Git file history

2025-01-23 git perl Text::Gitignore history TERM PAGER git log git ls-tree

Recently I needed to build a list of files from a Bitbucket/git repository along with information of last version, author and when it was modified last time. To be able to do it, I needed to dig into git command-line and explore its peculiarities.

Terminal and git command-line on Windows

As I am working on Windows, first thing that was incredibly annoying was endless complains for non-functional terminal:

$ git log topics/path-tiny.md
WARNING: terminal is not fully functional
Press RETURN to continue

After quick googling I found that it is enough to set the TERM variable to xterm and the complains stop. Another frequent gripe is using pager for everything, even if the output is one or two lines. I normally use less, but with git command-line I ended up disabling the pager completely and pipe the output to it only when I decide to. You can disable it with

set PAGER=

Get list of files in the repository

We need to get the list of files from the repository. There is a git ls-tree command to obtain recursively all files

git ls-tree --full-tree --name-only -r HEAD

With this command, you get list of files like this:

script/schema.sql
script/section-numbering.tt
script/sharepoint.pl
script/skyline.pl
script/slices.py
script/test2-v0.pl
script/xml-validate.pl
site.webmanifest
sitemap.xml
sitemap.xsl
tags.html
tailwind.config.js
topics/ipc-system-simple.md
topics/path-tiny.md

Filtering the files

Further step was to filter the files for only those of interest. I started with simple directory and extension filtering, but I kept running into cases that it could not cover.

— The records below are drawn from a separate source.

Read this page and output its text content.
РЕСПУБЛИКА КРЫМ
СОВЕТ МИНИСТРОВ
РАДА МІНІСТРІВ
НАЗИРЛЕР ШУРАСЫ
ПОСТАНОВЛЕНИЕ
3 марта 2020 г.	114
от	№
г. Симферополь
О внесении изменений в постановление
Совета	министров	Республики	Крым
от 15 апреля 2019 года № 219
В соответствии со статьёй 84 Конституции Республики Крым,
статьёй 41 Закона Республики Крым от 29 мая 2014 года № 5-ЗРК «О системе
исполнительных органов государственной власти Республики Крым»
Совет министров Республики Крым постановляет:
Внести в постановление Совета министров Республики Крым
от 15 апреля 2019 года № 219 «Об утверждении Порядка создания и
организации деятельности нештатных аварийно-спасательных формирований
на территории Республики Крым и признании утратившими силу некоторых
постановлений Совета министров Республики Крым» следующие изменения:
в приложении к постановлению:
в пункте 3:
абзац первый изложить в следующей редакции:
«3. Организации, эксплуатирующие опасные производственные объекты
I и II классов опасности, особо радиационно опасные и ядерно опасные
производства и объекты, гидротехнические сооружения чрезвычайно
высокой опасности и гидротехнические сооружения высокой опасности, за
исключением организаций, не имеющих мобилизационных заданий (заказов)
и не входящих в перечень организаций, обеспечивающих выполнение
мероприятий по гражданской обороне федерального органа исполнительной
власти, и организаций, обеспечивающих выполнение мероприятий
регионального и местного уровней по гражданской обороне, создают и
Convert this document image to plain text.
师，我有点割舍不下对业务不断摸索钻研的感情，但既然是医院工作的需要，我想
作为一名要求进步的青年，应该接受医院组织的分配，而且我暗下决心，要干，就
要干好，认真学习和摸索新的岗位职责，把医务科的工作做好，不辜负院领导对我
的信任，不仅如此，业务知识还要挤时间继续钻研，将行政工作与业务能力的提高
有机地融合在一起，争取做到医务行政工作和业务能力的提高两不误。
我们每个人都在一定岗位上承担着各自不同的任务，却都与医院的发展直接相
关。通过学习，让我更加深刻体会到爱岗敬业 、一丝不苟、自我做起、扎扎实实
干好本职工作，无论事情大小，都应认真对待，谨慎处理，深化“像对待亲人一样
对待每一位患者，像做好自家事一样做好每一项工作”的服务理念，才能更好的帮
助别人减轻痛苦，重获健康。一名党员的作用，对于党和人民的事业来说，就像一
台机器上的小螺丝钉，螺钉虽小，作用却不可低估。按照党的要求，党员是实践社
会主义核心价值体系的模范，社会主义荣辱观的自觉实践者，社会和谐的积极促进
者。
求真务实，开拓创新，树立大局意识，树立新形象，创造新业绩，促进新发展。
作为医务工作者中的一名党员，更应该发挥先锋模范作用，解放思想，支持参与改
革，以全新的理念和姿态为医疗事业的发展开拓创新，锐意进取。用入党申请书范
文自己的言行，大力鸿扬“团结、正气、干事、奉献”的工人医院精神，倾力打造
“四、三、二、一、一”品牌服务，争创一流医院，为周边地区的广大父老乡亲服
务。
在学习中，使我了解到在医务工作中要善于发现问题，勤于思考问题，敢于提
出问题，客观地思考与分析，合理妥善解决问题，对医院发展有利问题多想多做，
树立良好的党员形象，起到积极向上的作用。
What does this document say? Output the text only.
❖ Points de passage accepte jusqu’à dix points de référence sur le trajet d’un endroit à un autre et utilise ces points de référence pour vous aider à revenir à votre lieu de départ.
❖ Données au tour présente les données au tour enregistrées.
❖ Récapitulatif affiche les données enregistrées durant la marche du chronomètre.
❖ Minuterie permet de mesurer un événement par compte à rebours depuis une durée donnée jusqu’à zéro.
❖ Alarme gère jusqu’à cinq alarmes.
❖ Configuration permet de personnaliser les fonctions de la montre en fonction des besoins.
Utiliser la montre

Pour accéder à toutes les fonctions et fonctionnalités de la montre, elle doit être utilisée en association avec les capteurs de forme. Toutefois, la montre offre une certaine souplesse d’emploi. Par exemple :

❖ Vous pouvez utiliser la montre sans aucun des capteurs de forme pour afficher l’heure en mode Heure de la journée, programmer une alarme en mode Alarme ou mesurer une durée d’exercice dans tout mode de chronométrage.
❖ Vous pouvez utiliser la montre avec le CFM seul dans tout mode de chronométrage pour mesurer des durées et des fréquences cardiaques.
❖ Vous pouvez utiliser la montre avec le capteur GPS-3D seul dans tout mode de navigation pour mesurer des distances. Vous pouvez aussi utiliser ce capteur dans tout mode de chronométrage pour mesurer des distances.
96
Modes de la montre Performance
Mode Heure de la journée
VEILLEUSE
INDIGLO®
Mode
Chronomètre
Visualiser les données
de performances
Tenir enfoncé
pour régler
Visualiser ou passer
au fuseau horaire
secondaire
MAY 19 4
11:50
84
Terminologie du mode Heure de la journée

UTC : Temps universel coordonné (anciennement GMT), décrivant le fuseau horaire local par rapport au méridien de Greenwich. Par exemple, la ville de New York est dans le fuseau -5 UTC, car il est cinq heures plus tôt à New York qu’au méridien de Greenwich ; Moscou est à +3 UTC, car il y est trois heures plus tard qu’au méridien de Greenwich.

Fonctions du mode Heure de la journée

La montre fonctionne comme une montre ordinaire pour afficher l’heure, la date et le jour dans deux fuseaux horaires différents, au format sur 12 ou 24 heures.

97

During git exploration I encountered the .gitignore files and thought the format is pretty flexible to pick almost any file from the repository. It turns out there is a perl module that support this format and can filter names for me - Text::Gitignore. For example, following code will only pick Matlab models in slx format, constants in sldd format for one area and some specific xml files:

use Text::Gitignore qw(match_gitignore);

my @all_files = map { chomp; $_ } `git ls-tree --full-tree --name-only -r HEAD`;
my @relevant_files = match_gitignore(['*.slx', 'sldd/PC12/*.sldd', 'Modelogic/*.xml'], @all_files);

Log entries for files

git log -1 --pretty=format:"%h%x09%an%x09%as%x09%s" topics/path-tiny.md

The git log command returns log data. It can work for whole repository, but here we use it only for single file. The -1 switch makes it only return last entry and --pretty:format allows us to specify what we want to see. I use following placeholders:

  • %h - abbreviated commit hash
  • %x09 - tab character allows us easy splitting
  • %an - author name
  • %as - author date, short format YYYY-MM-DD
  • %s - subject

It produces following output:

4eda588 Roman Hubacek   2017-01-21      Topics for new articles

Putting it all together, we get this:

use Text::Gitignore qw(match_gitignore);

my @all_files = map { chomp; $_ } `git ls-tree --full-tree --name-only -r HEAD`;
my @relevant_files = match_gitignore(['*.slx', 'Modelogic/*.xml', 'sldd/PC12/*.sldd'], @all_files);
for my $file (@relevant_files) {
    my ($hash, $author, $date, $comment) = split /\t/, `git log -1 --pretty=format:"%h%x09%an%x09%as%x09%s" $file`;
    warn join(",", $file, $hash, $author, $date, $comment), "\n";
}

It is pretty easy to output any other format. In my case, I run this through a template to generate HTML table with list of files and associated data.